Parole e Apicoltura

 

Sono sempre stato attento alle parole. Girovagando l’Italia da adolescente, mio padre lavorava per una ditta di montaggi elettrici (costruzione di centrali di produzione dell’energia principalmente),  ne ho accumulate con curiosità e spirito da collezionista molte. Anche nel nostro settore ogni nuovo arrivo era ed è ancora oggi motivo di riflessione.

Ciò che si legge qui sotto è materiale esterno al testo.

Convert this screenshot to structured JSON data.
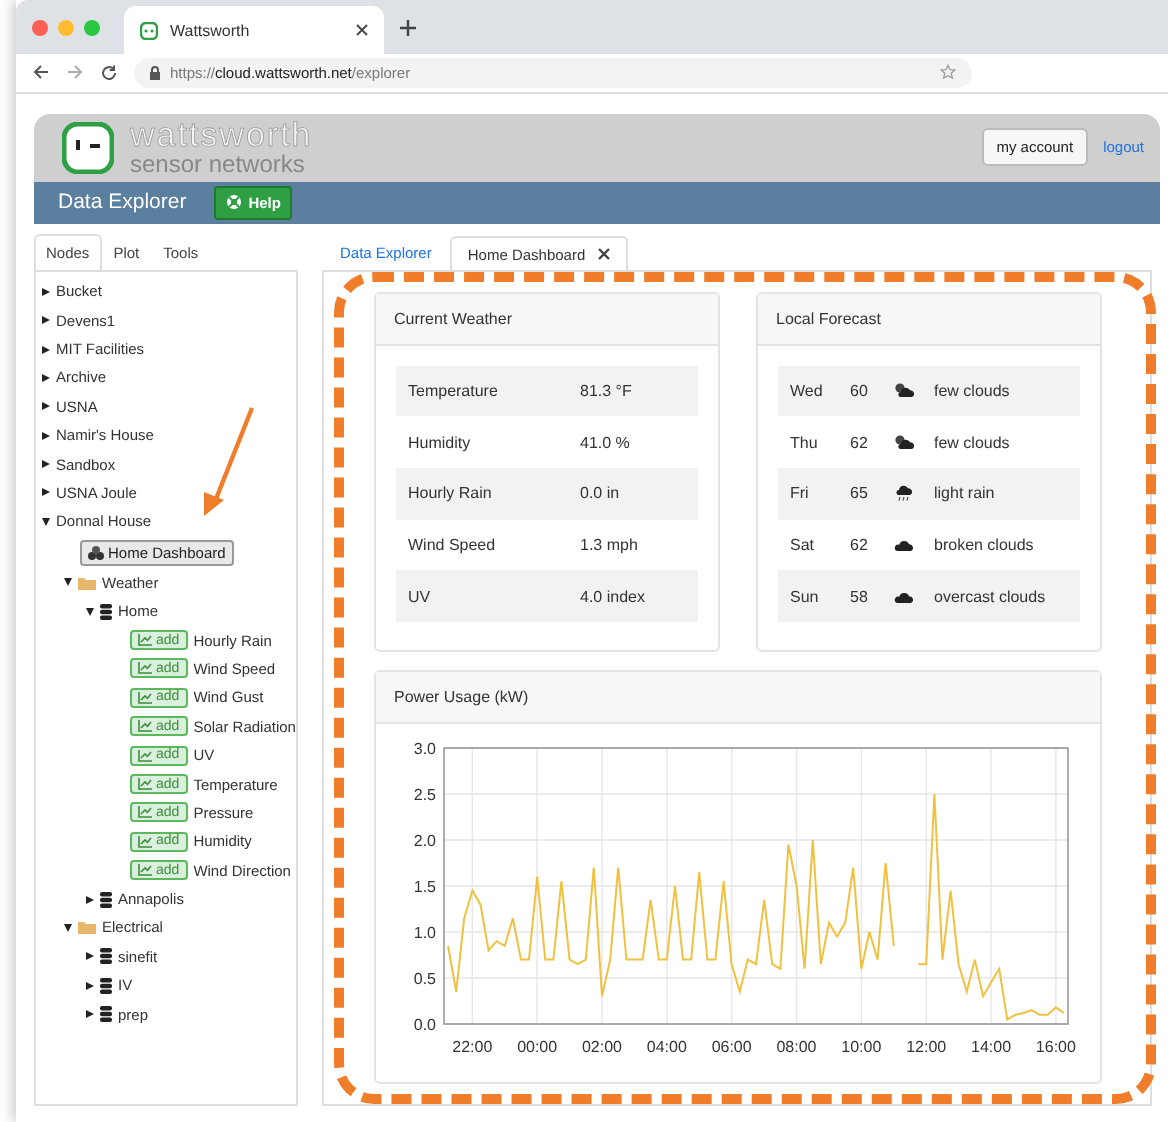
{
  "browser": {
    "tab_title": "Wattsworth",
    "url": "https://**cloud.wattsworth.net**/explorer"
  },
  "header": {
    "brand": "wattsworth",
    "tagline": "sensor networks",
    "account_button": "my account",
    "logout_link": "logout"
  },
  "toolbar": {
    "title": "Data Explorer",
    "help_button": "Help"
  },
  "sidebar": {
    "tabs": [
      {
        "label": "Nodes",
        "selected": true
      },
      {
        "label": "Plot",
        "selected": false
      },
      {
        "label": "Tools",
        "selected": false
      }
    ],
    "nodes": [
      {
        "kind": "group",
        "label": "Bucket",
        "expanded": false
      },
      {
        "kind": "group",
        "label": "Devens1",
        "expanded": false
      },
      {
        "kind": "group",
        "label": "MIT Facilities",
        "expanded": false
      },
      {
        "kind": "group",
        "label": "Archive",
        "expanded": false
      },
      {
        "kind": "group",
        "label": "USNA",
        "expanded": false
      },
      {
        "kind": "group",
        "label": "Namir's House",
        "expanded": false
      },
      {
        "kind": "group",
        "label": "Sandbox",
        "expanded": false
      },
      {
        "kind": "group",
        "label": "USNA Joule",
        "expanded": false
      },
      {
        "kind": "group",
        "label": "Donnal House",
        "expanded": true,
        "children": [
          {
            "kind": "dashboard",
            "label": "Home Dashboard"
          },
          {
            "kind": "folder",
            "label": "Weather",
            "expanded": true,
            "children": [
              {
                "kind": "module",
                "label": "Home",
                "expanded": true,
                "children": [
                  {
                    "kind": "stream",
                    "button": "add",
                    "label": "Hourly Rain"
                  },
                  {
                    "kind": "stream",
                    "button": "add",
                    "label": "Wind Speed"
                  },
                  {
                    "kind": "stream",
                    "button": "add",
                    "label": "Wind Gust"
                  },
                  {
                    "kind": "stream",
                    "button": "add",
                    "label": "Solar Radiation"
                  },
                  {
                    "kind": "stream",
                    "button": "add",
                    "label": "UV"
                  },
                  {
                    "kind": "stream",
                    "button": "add",
                    "label": "Temperature"
                  },
                  {
                    "kind": "stream",
                    "button": "add",
                    "label": "Pressure"
                  },
                  {
                    "kind": "stream",
                    "button": "add",
                    "label": "Humidity"
                  },
                  {
                    "kind": "stream",
                    "button": "add",
                    "label": "Wind Direction"
                  }
                ]
              },
              {
                "kind": "module",
                "label": "Annapolis",
                "expanded": false
              }
            ]
          },
          {
            "kind": "folder",
            "label": "Electrical",
            "expanded": true,
            "children": [
              {
                "kind": "module",
                "label": "sinefit",
                "expanded": false
              },
              {
                "kind": "module",
                "label": "IV",
                "expanded": false
              },
              {
                "kind": "module",
                "label": "prep",
                "expanded": false
              }
            ]
          }
        ]
      }
    ]
  },
  "main_tabs": [
    {
      "label": "Data Explorer",
      "selected": false,
      "closable": false
    },
    {
      "label": "Home Dashboard",
      "selected": true,
      "closable": true
    }
  ],
  "current_weather": {
    "title": "Current Weather",
    "rows": [
      {
        "name": "Temperature",
        "value": "81.3 °F"
      },
      {
        "name": "Humidity",
        "value": "41.0 %"
      },
      {
        "name": "Hourly Rain",
        "value": "0.0 in"
      },
      {
        "name": "Wind Speed",
        "value": "1.3 mph"
      },
      {
        "name": "UV",
        "value": "4.0 index"
      }
    ]
  },
  "local_forecast": {
    "title": "Local Forecast",
    "rows": [
      {
        "day": "Wed",
        "temp": "60",
        "kind": "partly-cloudy",
        "summary": "few clouds"
      },
      {
        "day": "Thu",
        "temp": "62",
        "kind": "partly-cloudy",
        "summary": "few clouds"
      },
      {
        "day": "Fri",
        "temp": "65",
        "kind": "rain",
        "summary": "light rain"
      },
      {
        "day": "Sat",
        "temp": "62",
        "kind": "cloudy",
        "summary": "broken clouds"
      },
      {
        "day": "Sun",
        "temp": "58",
        "kind": "cloudy",
        "summary": "overcast clouds"
      }
    ]
  },
  "power_usage": {
    "title": "Power Usage (kW)",
    "chart_data": {
      "type": "line",
      "grid": true,
      "ylim": [
        0,
        3
      ],
      "categories": [
        null,
        null,
        null,
        "22:00",
        null,
        null,
        null,
        null,
        null,
        null,
        null,
        "00:00",
        null,
        null,
        null,
        null,
        null,
        null,
        null,
        "02:00",
        null,
        null,
        null,
        null,
        null,
        null,
        null,
        "04:00",
        null,
        null,
        null,
        null,
        null,
        null,
        null,
        "06:00",
        null,
        null,
        null,
        null,
        null,
        null,
        null,
        "08:00",
        null,
        null,
        null,
        null,
        null,
        null,
        null,
        "10:00",
        null,
        null,
        null,
        null,
        null,
        null,
        null,
        "12:00",
        null,
        null,
        null,
        null,
        null,
        null,
        null,
        "14:00",
        null,
        null,
        null,
        null,
        null,
        null,
        null,
        "16:00",
        null
      ],
      "yticks": [
        {
          "value": 0,
          "label": "0.0"
        },
        {
          "value": 0.5,
          "label": "0.5"
        },
        {
          "value": 1,
          "label": "1.0"
        },
        {
          "value": 1.5,
          "label": "1.5"
        },
        {
          "value": 2,
          "label": "2.0"
        },
        {
          "value": 2.5,
          "label": "2.5"
        },
        {
          "value": 3,
          "label": "3.0"
        }
      ],
      "series": [
        {
          "color": "#f0c040",
          "values": [
            0.85,
            0.35,
            1.15,
            1.45,
            1.3,
            0.8,
            0.9,
            0.85,
            1.15,
            0.7,
            0.7,
            1.6,
            0.7,
            0.7,
            1.55,
            0.7,
            0.65,
            0.7,
            1.7,
            0.3,
            0.7,
            1.7,
            0.7,
            0.7,
            0.7,
            1.35,
            0.7,
            0.7,
            1.5,
            0.7,
            0.7,
            1.65,
            0.7,
            0.7,
            1.55,
            0.65,
            0.35,
            0.7,
            0.65,
            1.35,
            0.65,
            0.6,
            1.95,
            1.5,
            0.6,
            2.0,
            0.65,
            1.1,
            0.95,
            1.1,
            1.7,
            0.6,
            1.0,
            0.7,
            1.75,
            0.85,
            null,
            null,
            0.65,
            0.65,
            2.5,
            0.7,
            1.45,
            0.65,
            0.35,
            0.7,
            0.3,
            0.45,
            0.6,
            0.05,
            0.1,
            0.12,
            0.15,
            0.1,
            0.1,
            0.18,
            0.12
          ]
        }
      ]
    }
  }
}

Le parole nell’apicoltura sono cambiate. Come in tutte le attività umane sottoposte allo stress del tempo, unico metro di paragone e propagazione. Certo è che le parole che cambiano o addirittura spariscono fanno da cartina al tornasole di questa nostra attività e ne figurano i cambiamenti. Quando Elio Bailo nell’anno 1980 scriveva “Apicoltura pratica mediterranea” edito da Ottaviano, faceva piazza pulita di tutti i testi “antichi” sui quali ci eravamo preparati noi  aspiranti apicoltori alle prime armi. La quasi totale mancanza di libri specialistici era, ripensandoci adesso, una lacuna incredibile. Bailo , milanese, da dirigente d’azienda e consulente di direzione, marketing e organizzazione colse il momento giusto, abbinandolo al ritorno alla campagna (in questo caso maremma toscana) e alla vita in comune con un gruppo di amici.

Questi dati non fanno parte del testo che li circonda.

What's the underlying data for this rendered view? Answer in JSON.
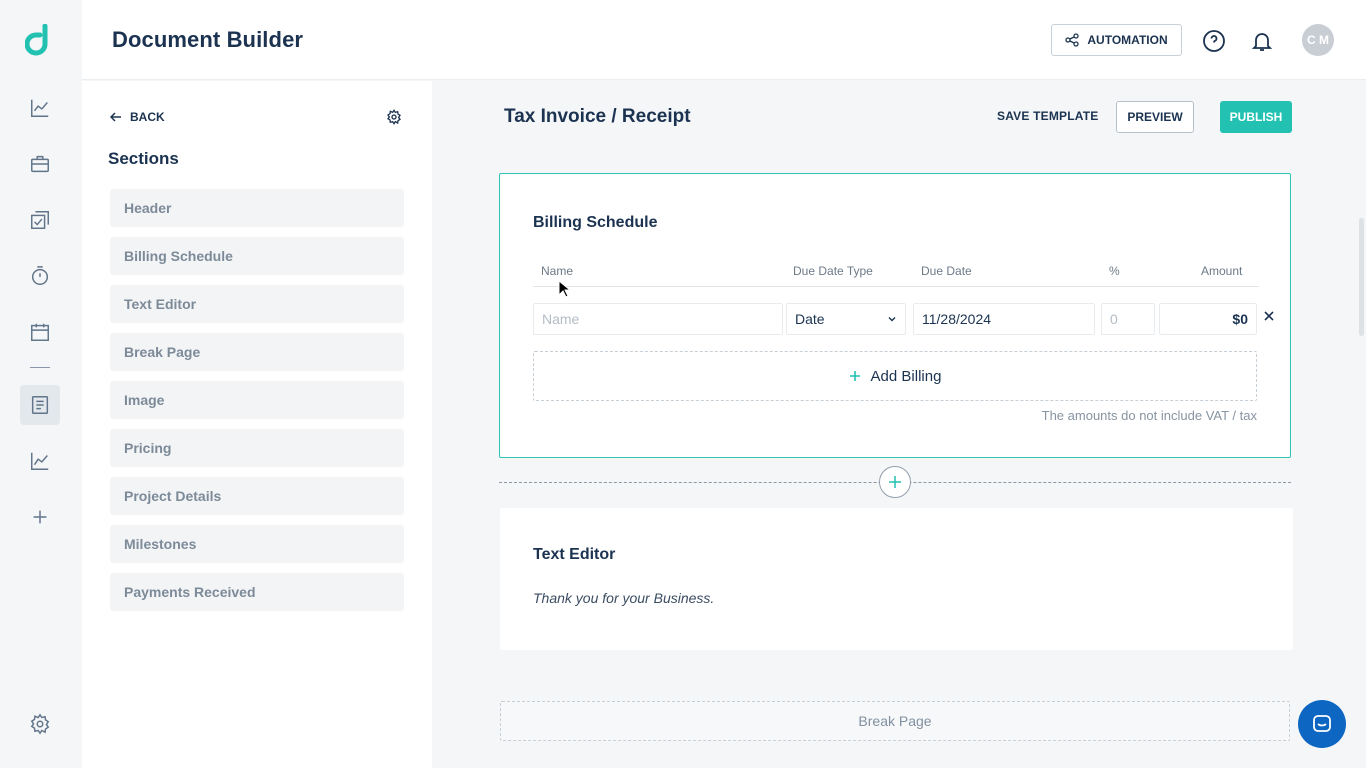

Noi ci trovammo davanti modelli strani di arnie: Voirnot, Layens, Langstroth, Dadant divisibile, che, oltre essere abbastanza simili ci raccontavano però una possibilità diversa dall’ Italica Carlini a 12 telai che avevamo costruito copiando le misure sul libro “Apicoltura” di Zappi Recordati della UTET che datava 1947. Ricordo che lo “rubai” alla biblioteca comunale dandolo per disperso (mi serviva continuamente) e lo rimpiazzai con l’edizione moderna della REDA (Ramo Editoriale degli Agricoltori) versione peraltro non completa, prendendomi oltre tutto una nota di merito per aver ricomprato un libro nuovo in sostituzione di uno liso e squinternato. Da Recordati a Bailo si perdevano le parole bugno villico, arnie rustiche, arnie semirazionali, messa a sciame, tambusso, vendemmia apistica, apicidio.

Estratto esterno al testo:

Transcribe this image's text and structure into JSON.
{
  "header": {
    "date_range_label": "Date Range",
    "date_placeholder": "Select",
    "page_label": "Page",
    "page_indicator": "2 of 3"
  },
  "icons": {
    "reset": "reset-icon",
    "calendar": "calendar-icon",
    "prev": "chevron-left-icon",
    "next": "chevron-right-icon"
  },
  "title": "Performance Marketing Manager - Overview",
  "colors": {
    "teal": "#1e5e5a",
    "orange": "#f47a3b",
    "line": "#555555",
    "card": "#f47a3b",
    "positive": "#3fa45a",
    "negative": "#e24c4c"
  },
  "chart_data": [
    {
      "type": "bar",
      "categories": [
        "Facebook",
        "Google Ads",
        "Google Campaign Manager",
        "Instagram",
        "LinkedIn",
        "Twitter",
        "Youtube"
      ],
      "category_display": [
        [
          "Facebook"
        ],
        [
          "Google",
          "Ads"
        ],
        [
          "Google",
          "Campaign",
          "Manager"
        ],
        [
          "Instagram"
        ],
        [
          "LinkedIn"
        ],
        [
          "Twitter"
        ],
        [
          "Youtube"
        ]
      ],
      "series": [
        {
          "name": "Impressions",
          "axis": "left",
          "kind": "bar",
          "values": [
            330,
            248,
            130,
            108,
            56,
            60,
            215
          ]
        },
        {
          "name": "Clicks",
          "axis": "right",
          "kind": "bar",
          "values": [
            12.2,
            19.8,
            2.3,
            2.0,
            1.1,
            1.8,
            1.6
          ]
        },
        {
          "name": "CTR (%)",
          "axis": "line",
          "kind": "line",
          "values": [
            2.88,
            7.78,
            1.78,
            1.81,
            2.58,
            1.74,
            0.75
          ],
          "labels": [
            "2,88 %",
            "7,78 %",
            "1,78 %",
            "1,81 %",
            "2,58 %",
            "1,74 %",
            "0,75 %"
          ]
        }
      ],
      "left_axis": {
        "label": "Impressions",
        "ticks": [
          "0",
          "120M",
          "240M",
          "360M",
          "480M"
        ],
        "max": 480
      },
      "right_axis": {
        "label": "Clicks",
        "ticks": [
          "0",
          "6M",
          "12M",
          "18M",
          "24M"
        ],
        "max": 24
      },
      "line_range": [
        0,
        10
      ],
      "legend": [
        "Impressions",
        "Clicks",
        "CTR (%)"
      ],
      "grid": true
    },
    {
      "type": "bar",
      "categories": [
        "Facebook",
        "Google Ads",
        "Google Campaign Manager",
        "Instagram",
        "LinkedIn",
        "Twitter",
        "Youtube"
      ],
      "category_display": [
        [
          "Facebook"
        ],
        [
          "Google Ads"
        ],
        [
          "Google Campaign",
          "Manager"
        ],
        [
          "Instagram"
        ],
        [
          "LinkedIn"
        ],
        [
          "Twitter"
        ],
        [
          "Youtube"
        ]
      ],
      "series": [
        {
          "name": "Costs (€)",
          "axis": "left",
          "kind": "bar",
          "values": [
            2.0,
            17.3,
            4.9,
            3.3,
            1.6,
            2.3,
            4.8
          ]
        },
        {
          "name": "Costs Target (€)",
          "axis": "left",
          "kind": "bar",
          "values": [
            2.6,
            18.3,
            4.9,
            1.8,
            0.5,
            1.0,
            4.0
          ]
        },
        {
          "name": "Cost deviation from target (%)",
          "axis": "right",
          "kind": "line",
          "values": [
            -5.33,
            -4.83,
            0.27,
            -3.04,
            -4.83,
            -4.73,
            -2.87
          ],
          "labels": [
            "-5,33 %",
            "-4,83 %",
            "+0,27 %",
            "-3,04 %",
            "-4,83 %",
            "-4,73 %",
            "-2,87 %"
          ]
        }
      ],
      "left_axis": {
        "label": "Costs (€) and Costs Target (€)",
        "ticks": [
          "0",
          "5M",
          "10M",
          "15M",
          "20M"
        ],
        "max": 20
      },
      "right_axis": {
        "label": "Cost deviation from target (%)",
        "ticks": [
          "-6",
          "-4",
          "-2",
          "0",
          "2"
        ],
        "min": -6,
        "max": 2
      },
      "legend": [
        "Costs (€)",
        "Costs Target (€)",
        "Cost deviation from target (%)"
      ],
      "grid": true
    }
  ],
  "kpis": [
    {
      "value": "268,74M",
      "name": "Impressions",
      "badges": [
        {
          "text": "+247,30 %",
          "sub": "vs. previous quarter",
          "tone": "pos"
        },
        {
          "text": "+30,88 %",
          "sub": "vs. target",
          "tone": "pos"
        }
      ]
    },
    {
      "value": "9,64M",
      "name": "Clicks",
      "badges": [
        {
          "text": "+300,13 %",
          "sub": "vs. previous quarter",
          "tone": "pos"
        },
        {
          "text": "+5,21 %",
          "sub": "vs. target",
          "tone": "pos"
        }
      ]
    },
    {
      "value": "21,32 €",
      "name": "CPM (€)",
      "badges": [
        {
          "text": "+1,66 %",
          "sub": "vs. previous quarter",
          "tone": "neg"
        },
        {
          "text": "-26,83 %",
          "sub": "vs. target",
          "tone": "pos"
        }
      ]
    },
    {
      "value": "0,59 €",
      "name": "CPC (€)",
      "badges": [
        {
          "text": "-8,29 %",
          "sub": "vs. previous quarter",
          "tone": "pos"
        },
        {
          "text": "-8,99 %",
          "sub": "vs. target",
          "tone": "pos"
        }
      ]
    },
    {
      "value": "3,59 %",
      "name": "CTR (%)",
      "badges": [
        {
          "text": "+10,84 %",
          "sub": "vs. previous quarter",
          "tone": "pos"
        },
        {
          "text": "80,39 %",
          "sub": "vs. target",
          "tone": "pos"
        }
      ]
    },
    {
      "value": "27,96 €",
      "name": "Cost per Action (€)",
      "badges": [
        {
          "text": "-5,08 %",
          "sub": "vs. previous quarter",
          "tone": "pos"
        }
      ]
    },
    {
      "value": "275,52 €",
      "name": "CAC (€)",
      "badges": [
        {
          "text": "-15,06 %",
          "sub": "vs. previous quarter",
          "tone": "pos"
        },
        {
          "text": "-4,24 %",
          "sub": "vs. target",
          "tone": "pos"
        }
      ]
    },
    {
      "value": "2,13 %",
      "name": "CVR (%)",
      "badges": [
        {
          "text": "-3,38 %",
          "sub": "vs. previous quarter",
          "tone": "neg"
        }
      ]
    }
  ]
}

Per caso, su una bancarella a Tarquinia, trovai “L’Apiculture” di Pierre Jean-Prost edito da J.B.Baillière, del 1979 che ebbe il grandissimo merito di rendere sistematica l’apicoltura e di insegnarmi come mantenere la capacità di istruirsi attraverso parole ( che si acquisivano) come: osservare, sperimentare, disegnare, schematizzare, fatti, cifre, studi grafici dei pesi, delle produzioni. Un libro scolastico che avrebbe una validità anche ai nostri giorni per la capacità di passare un metodo. La volontà di apprendere mi rese sempre meno ostico il francese.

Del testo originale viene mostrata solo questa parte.